Brazil’s Oi said it is taking actions to ensure it is able to “participate in the industry consolidation process in Brazil”, and that it is “carefully assessing all the available alternatives in order to identify the most efficient structure in terms of value creation for its shareholders and for all of its stakeholders”.
The company said that the expected sale of PT Portugal (dependent on shareholder approval at a meeting scheduled for early January), together with the sale of another set of mobile towers, concluded this month, will significantly cut its debt and strengthen its financial flexibility.

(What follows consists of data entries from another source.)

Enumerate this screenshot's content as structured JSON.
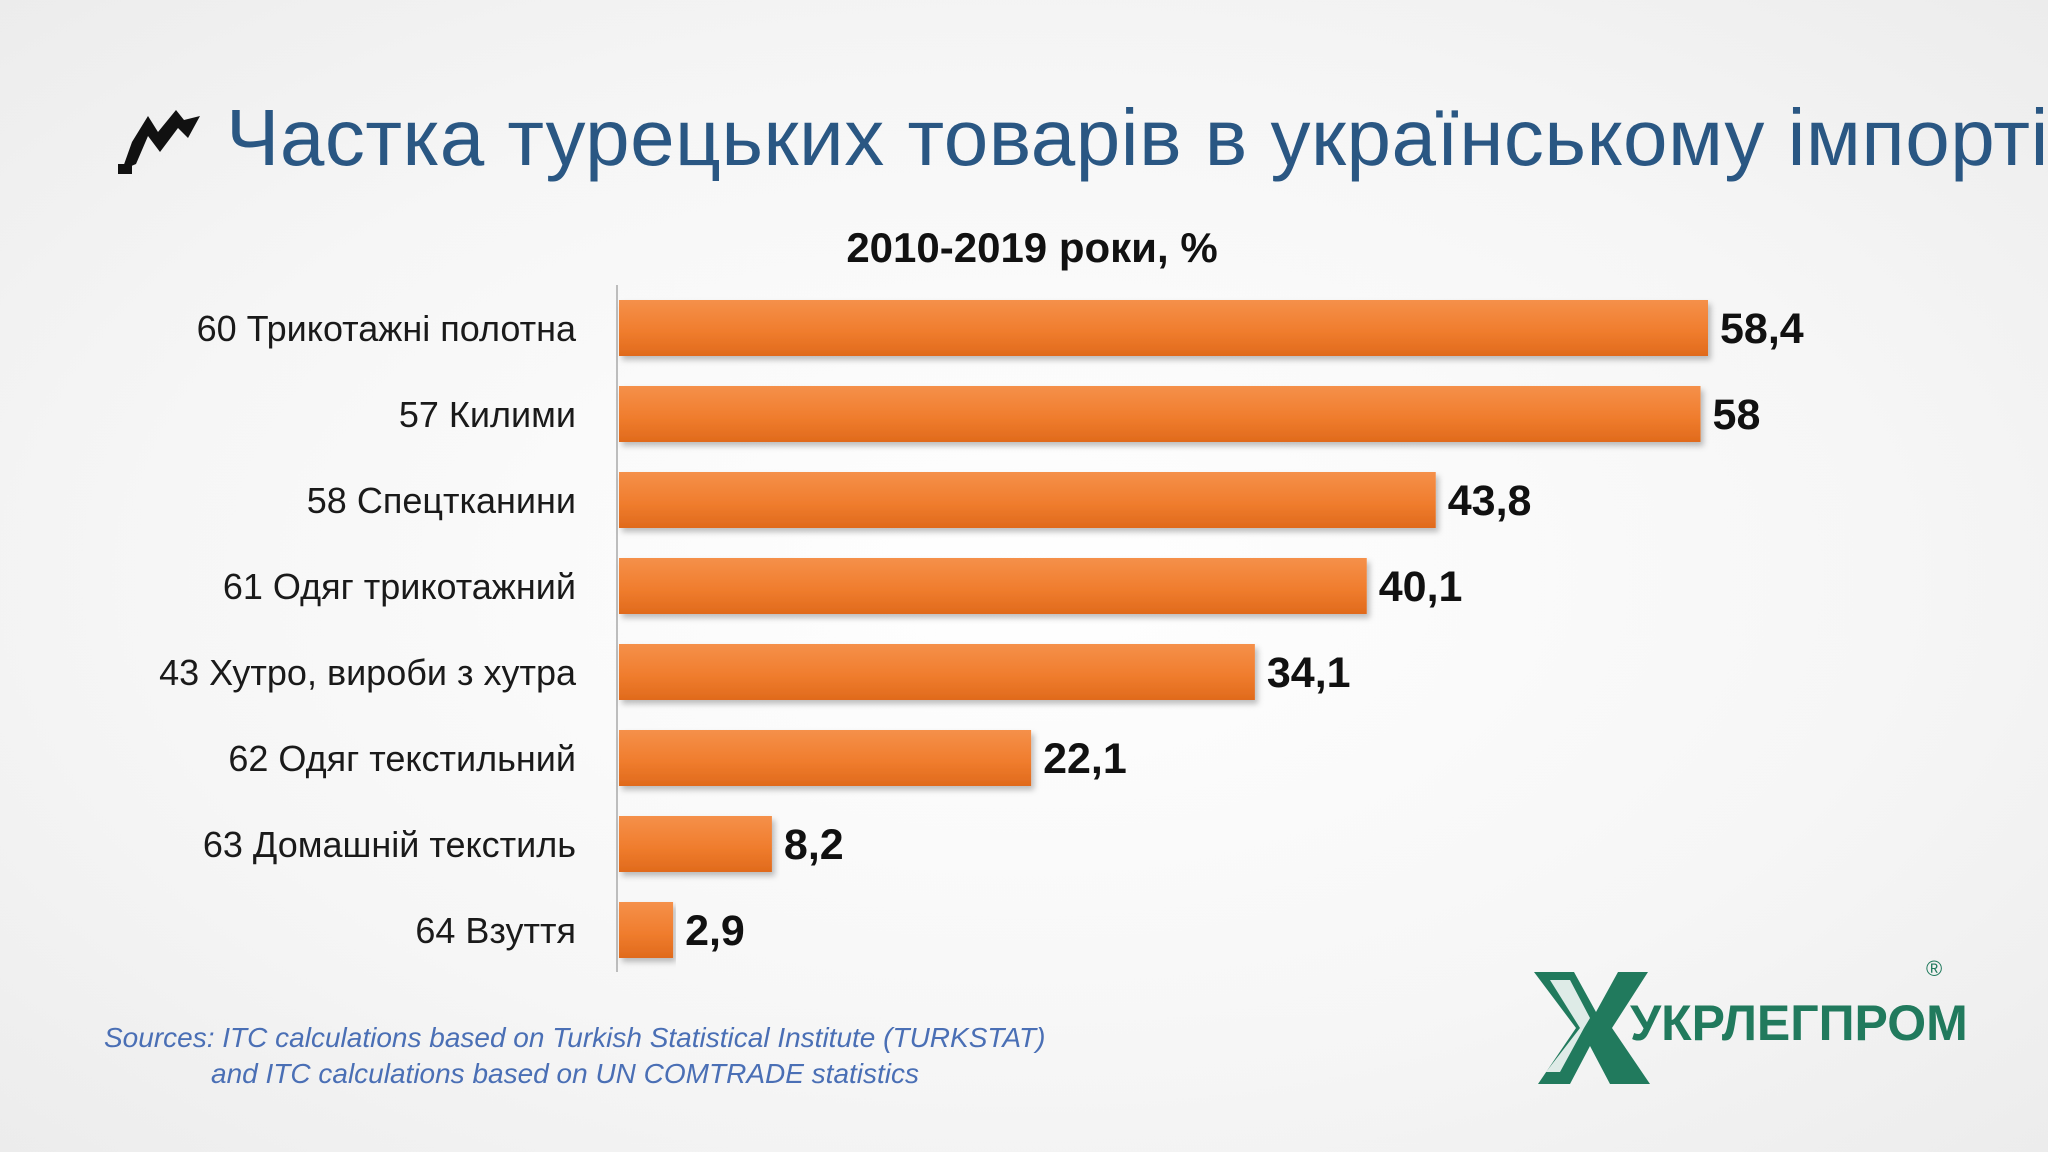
{
  "title": "Частка турецьких товарів в українському імпорті",
  "chart_data": {
    "type": "bar",
    "orientation": "horizontal",
    "subtitle": "2010-2019 роки, %",
    "categories": [
      "60 Трикотажні полотна",
      "57 Килими",
      "58 Спецтканини",
      "61 Одяг трикотажний",
      "43 Хутро, вироби з хутра",
      "62 Одяг текстильний",
      "63 Домашній текстиль",
      "64 Взуття"
    ],
    "values": [
      58.4,
      58,
      43.8,
      40.1,
      34.1,
      22.1,
      8.2,
      2.9
    ],
    "value_labels": [
      "58,4",
      "58",
      "43,8",
      "40,1",
      "34,1",
      "22,1",
      "8,2",
      "2,9"
    ],
    "bar_color": "#f07d2e",
    "xlim": [
      0,
      58.4
    ]
  },
  "sources": [
    "Sources: ITC calculations based on Turkish Statistical Institute (TURKSTAT)",
    "and ITC calculations based on UN COMTRADE statistics"
  ],
  "logo": {
    "text": "УКРЛЕГПРОМ",
    "reg": "®",
    "color": "#217a5d"
  },
  "icons": {
    "title_icon": "arrow-swoosh-icon",
    "logo_icon": "x-monogram-icon"
  }
}
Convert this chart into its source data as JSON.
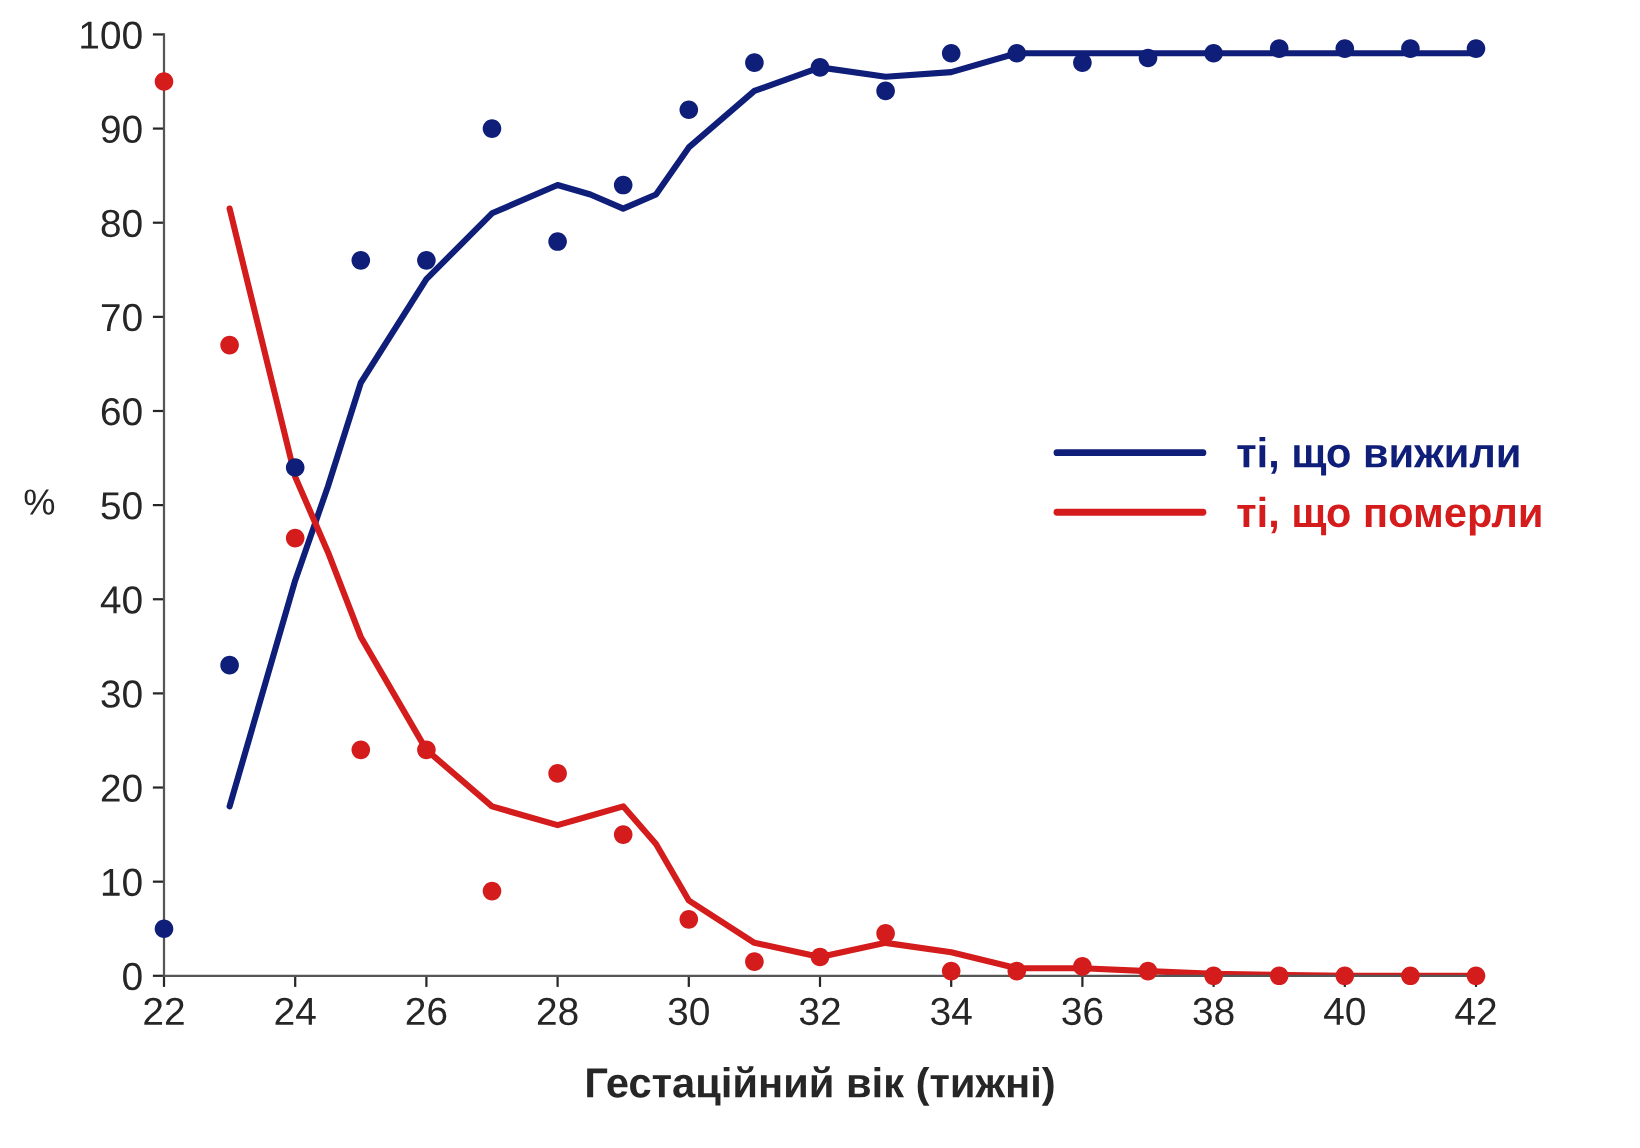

“Oi is one of the three integrated companies in Brazil and is very well positioned to face the industry challenges and to capture the market opportunities, leveraging its ability to provide convergent services by offering complete service packages to its customers,” it said in a statement.
According to Reuters, Oi will ask bondholders to temporarily loosen restrictions on debt levels, in order to give it the most flexibility in merger talks.
Oi has previously been linked with a joint bid for Telecom Italia’s Brazilian arm TIM, in partnership with America Movil and Telefonica, although Oi has played down the maturity of this deal.
TIM and Oi have been seen as natural partners due to their strengths in mobile and fixed markets respectively, with Telecom Italia seemingly supportive of such a plan.
Ambitious telecoms firm Altice is currently in negotiation with Oi to acquire its Portuguese assets.
Oi also said that its performance in October and November confirms its opinion that it has hit an “inflection point”, in line with an “operational turnaround process”.
The company said it saw a “routine EBITDA” from its Brazilian business of BRL544 million ($201.8 million), up 3.8 per cent, on revenue of BRL2.33 billion, up 3.7 per cent.